Power to the People! [fifth daily dose of How I Came to be a Lawyer]

One of the great things about the Legal Aid office I worked at in South Jersey was that the Managing Attorney of the office had even a sharper sense for injustice than I did and even a bigger picture of the world than I did.  She was the first Puerto Rican woman to graduate from the Univ. of Pennsylvania Law School.  As Managing Attorney she quickly noticed that while all the other lawyers in the office were white males, most of the clients were Black or Puerto Rican, and all of the secretarial and paralegal staff were Black or Puerto Rican, but it was the lawyers who decided which cases to take and which cases had to be turned down because there were more potential clients than the office could handle.  So she formed a steering committee to decide office priorities reasoning that the secretaries and paralegals (who actually had grown up in the community, unlike the lawyers) should have some input on which clients got our services for what kind of cases. Black power rt side up

Here’s what the steering committee decided:  If you didn’t belong to the Welfare Rights Organization, you didn’t get us to come to your welfare fair hearing.  If you didn’t join the Tenants Union, we wouldn’t represent you in your eviction case.  Etc.  Eventually all the white lawyers left for other jobs because they didn’t like not having final say, and I was the first white male that got hired after the re-structuring.  It worked great!  All the community organizing that ensued led to the election of the first Black ever to the local school board.  No longer would it just be the Whites (the merchants, the judges, etc.) who were the decision-makers for the Poor (the factory workers, the farmworkers).  And I totally understood that to just do one Fabio-type case at a time really didn’t change anything, albeit some justice is achieved.

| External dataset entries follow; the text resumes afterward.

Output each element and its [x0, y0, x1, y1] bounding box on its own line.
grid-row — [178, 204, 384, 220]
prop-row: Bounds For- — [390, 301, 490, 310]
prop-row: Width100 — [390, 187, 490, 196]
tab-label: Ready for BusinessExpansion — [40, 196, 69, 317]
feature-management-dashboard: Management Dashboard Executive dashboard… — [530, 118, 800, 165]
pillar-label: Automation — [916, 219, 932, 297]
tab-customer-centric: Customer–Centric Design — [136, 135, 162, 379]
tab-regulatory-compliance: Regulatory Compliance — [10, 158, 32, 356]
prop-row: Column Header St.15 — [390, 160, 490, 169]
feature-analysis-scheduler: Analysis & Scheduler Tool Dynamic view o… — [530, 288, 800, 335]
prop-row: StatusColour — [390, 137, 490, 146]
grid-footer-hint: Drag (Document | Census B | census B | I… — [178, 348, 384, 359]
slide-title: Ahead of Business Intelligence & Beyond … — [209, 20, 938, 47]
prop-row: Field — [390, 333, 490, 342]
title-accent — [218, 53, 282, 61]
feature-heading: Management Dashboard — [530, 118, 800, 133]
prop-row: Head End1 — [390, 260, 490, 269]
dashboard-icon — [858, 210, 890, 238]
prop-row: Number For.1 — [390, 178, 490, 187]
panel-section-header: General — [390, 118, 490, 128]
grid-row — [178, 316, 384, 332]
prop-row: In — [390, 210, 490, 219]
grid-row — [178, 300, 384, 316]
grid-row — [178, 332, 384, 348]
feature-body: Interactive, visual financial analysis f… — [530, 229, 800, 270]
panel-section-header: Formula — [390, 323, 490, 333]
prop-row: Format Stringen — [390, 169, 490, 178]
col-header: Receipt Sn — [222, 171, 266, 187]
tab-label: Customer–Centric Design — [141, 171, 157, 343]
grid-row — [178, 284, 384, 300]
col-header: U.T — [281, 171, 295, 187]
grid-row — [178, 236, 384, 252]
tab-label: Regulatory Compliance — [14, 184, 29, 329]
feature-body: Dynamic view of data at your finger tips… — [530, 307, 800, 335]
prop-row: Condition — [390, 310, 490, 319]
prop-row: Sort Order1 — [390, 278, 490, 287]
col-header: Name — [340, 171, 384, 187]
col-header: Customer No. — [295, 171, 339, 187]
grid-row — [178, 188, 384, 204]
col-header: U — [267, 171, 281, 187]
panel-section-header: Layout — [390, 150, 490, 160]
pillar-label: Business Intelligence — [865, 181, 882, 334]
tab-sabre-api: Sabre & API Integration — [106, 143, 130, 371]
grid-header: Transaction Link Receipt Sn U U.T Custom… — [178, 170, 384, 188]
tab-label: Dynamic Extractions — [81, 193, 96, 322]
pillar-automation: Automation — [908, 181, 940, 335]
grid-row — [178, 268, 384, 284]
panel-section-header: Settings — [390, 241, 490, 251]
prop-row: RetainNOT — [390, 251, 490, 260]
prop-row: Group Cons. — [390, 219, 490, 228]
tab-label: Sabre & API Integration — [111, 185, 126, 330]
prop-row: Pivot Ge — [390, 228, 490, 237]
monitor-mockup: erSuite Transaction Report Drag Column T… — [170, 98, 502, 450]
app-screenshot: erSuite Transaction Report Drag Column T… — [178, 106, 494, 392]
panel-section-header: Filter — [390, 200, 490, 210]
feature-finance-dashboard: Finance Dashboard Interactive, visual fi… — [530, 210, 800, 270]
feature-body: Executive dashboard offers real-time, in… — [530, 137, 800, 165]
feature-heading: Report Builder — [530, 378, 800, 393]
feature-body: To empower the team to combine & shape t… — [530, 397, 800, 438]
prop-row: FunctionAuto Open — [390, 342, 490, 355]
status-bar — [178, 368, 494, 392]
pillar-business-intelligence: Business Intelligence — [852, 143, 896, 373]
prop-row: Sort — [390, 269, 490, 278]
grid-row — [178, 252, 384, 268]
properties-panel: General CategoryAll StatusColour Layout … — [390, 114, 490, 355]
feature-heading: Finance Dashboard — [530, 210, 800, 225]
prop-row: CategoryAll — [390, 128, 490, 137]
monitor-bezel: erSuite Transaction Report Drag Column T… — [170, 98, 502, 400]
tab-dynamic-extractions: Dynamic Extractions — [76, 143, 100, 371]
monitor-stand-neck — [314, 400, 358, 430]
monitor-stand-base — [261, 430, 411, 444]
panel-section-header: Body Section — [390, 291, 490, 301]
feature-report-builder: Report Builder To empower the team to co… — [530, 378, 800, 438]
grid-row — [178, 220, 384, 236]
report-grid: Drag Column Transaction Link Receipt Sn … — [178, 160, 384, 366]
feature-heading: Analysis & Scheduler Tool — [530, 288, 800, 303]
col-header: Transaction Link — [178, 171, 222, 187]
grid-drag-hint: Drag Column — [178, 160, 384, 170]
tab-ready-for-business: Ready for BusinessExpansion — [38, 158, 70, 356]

Only in the end the Powers-That-Be regained the upper hand.  When Ronald Reagan got elected President in 1980 our tiny Legal Aid office in South Jersey became Exhibit A for why Congress needed to pass a law curtailing legal services for the poor from doing political organizing.  Although I had left the office already (read “Florida Rescue Mission”), the managing attorney left shortly after passage of the new law and became a renowned community organizer in Philadelphia.  I still to this day hold the belief that the most important political work is to empower folks to believe that they have control over their destiny.  Even when it seems that we’re losing, keep in mind what Martin Luther King, Jr. said “Though the arc of history is long, and bends slowly, it bends towards justice.”